Kendati masih diperbolehkan keluar rumah untuk membeli bahan makanan selama lockdown, warga Wuhan tetap mengalami kesulitan untuk memenuhi kebutuhan hidup mereka.

Dilansir dari CNN, sebagian besar warga Wuhan bergantung pada komite lingkungan yang ditunjuk oleh masing-masing wilayah untuk menyediakan bahan makanan. Seringkali, warga Wuhan harus membeli makanan dari mereka dengan harga lebih tinggi.

Harga sayuran melonjak tiga hingga empat kali lipat. Selama lockdown, media sosial Tiongkok Weibo dipenuhi dengan foto-foto struk belanja yang mahal dari warga Wuhan.

Walikota Wuhan Xu Honglan pada 29 Februari mengatakan bahwa kenaikan harga pangan dipicu oleh biaya pengiriman dan upah tenaga kerja yang meningkat tiga kali lebih tinggi sejak tejadi pandemi virus corona. Pemerintah daerah Wuhan berinisiatif menyediakan cadangan daging beku dan menjualnya 15% di bawah harga pasaran.

4. Sensor Pemerintah

Selama lockdown, warga dan jurnalis yang tinggal di Wuhan juga sulit memperoleh informasi secara lengkap akibat sensor dari pemerintah. Kondisi ini sempat diutarakan oleh jurnalis independen Melanie Wang yang ditempatkan di kota tersebut.

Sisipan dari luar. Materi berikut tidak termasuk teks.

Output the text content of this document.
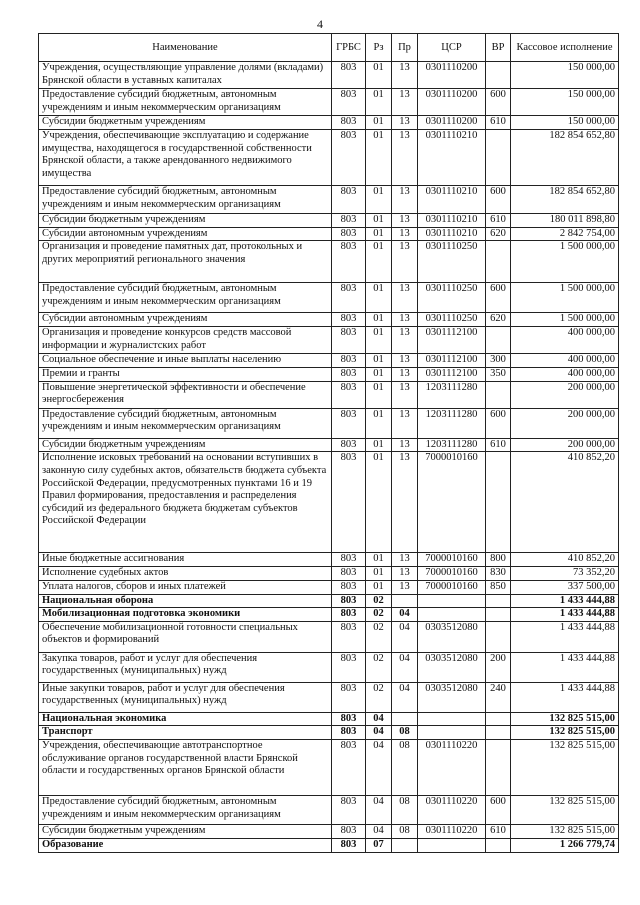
4
Наименование	ГРБС	Рз	Пр	ЦСР	ВР	Кассовое исполнение
Учреждения, осуществляющие управление долями (вкладами) Брянской области в уставных капиталах	803	01	13	0301110200		150 000,00
Предоставление субсидий бюджетным, автономным учреждениям и иным некоммерческим организациям	803	01	13	0301110200	600	150 000,00
Субсидии бюджетным учреждениям	803	01	13	0301110200	610	150 000,00
Учреждения, обеспечивающие эксплуатацию и содержание имущества, находящегося в государственной собственности Брянской области, а также арендованного недвижимого имущества	803	01	13	0301110210		182 854 652,80
Предоставление субсидий бюджетным, автономным учреждениям и иным некоммерческим организациям	803	01	13	0301110210	600	182 854 652,80
Субсидии бюджетным учреждениям	803	01	13	0301110210	610	180 011 898,80
Субсидии автономным учреждениям	803	01	13	0301110210	620	2 842 754,00
Организация и проведение памятных дат, протокольных и других мероприятий регионального значения	803	01	13	0301110250		1 500 000,00
Предоставление субсидий бюджетным, автономным учреждениям и иным некоммерческим организациям	803	01	13	0301110250	600	1 500 000,00
Субсидии автономным учреждениям	803	01	13	0301110250	620	1 500 000,00
Организация и проведение конкурсов средств массовой информации и журналистских работ	803	01	13	0301112100		400 000,00
Социальное обеспечение и иные выплаты населению	803	01	13	0301112100	300	400 000,00
Премии и гранты	803	01	13	0301112100	350	400 000,00
Повышение энергетической эффективности и обеспечение энергосбережения	803	01	13	1203111280		200 000,00
Предоставление субсидий бюджетным, автономным учреждениям и иным некоммерческим организациям	803	01	13	1203111280	600	200 000,00
Субсидии бюджетным учреждениям	803	01	13	1203111280	610	200 000,00
Исполнение исковых требований на основании вступивших в законную силу судебных актов, обязательств бюджета субъекта Российской Федерации, предусмотренных пунктами 16 и 19 Правил формирования, предоставления и распределения субсидий из федерального бюджета бюджетам субъектов Российской Федерации	803	01	13	7000010160		410 852,20
Иные бюджетные ассигнования	803	01	13	7000010160	800	410 852,20
Исполнение судебных актов	803	01	13	7000010160	830	73 352,20
Уплата налогов, сборов и иных платежей	803	01	13	7000010160	850	337 500,00
Национальная оборона	803	02				1 433 444,88
Мобилизационная подготовка экономики	803	02	04			1 433 444,88
Обеспечение мобилизационной готовности специальных объектов и формирований	803	02	04	0303512080		1 433 444,88
Закупка товаров, работ и услуг для обеспечения государственных (муниципальных) нужд	803	02	04	0303512080	200	1 433 444,88
Иные закупки товаров, работ и услуг для обеспечения государственных (муниципальных) нужд	803	02	04	0303512080	240	1 433 444,88
Национальная экономика	803	04				132 825 515,00
Транспорт	803	04	08			132 825 515,00
Учреждения, обеспечивающие автотранспортное обслуживание органов государственной власти Брянской области и государственных органов Брянской области	803	04	08	0301110220		132 825 515,00
Предоставление субсидий бюджетным, автономным учреждениям и иным некоммерческим организациям	803	04	08	0301110220	600	132 825 515,00
Субсидии бюджетным учреждениям	803	04	08	0301110220	610	132 825 515,00
Образование	803	07				1 266 779,74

"Begitu banyak orang tak berdosa telah meninggal, termasuk tenaga medis, namun departemen terkait masih menghapus konten penting di internet dan membungkam orang agar tidak berbicara,” katanya, dikutip dari CNN.

(Baca: Tambahan 218 Kasus, Angka Positif Corona RI Dekati 3.000 Orang)

Keterbukaan informasi di Wuhan sempat menjadi sorotan saat peristiwa kematian seorang whistleblower, yakni dokter Li Wenliang akibat  Covid-19. Li diketahui sempat mendapatkan tekanan dari pihak berwenang Wuhan menyuarakan peringatan tentang kemunculan virus corona.

Warga Wuhan mencoba melawan penyensoran tersebut dengan memposting ulang sebanyak mungkin pemberitaan yang telah dihapus oleh pemerintah di media sosial Tiongkok, Weibo. Cara-cara kreatif dilakukan agar kiriman mereka lolos dari penghapusan otomatis, seperti menulis teks mundur atau vertikal, atau menggunakan huruf braille, kode morse, emoji, sampai bahasa asing.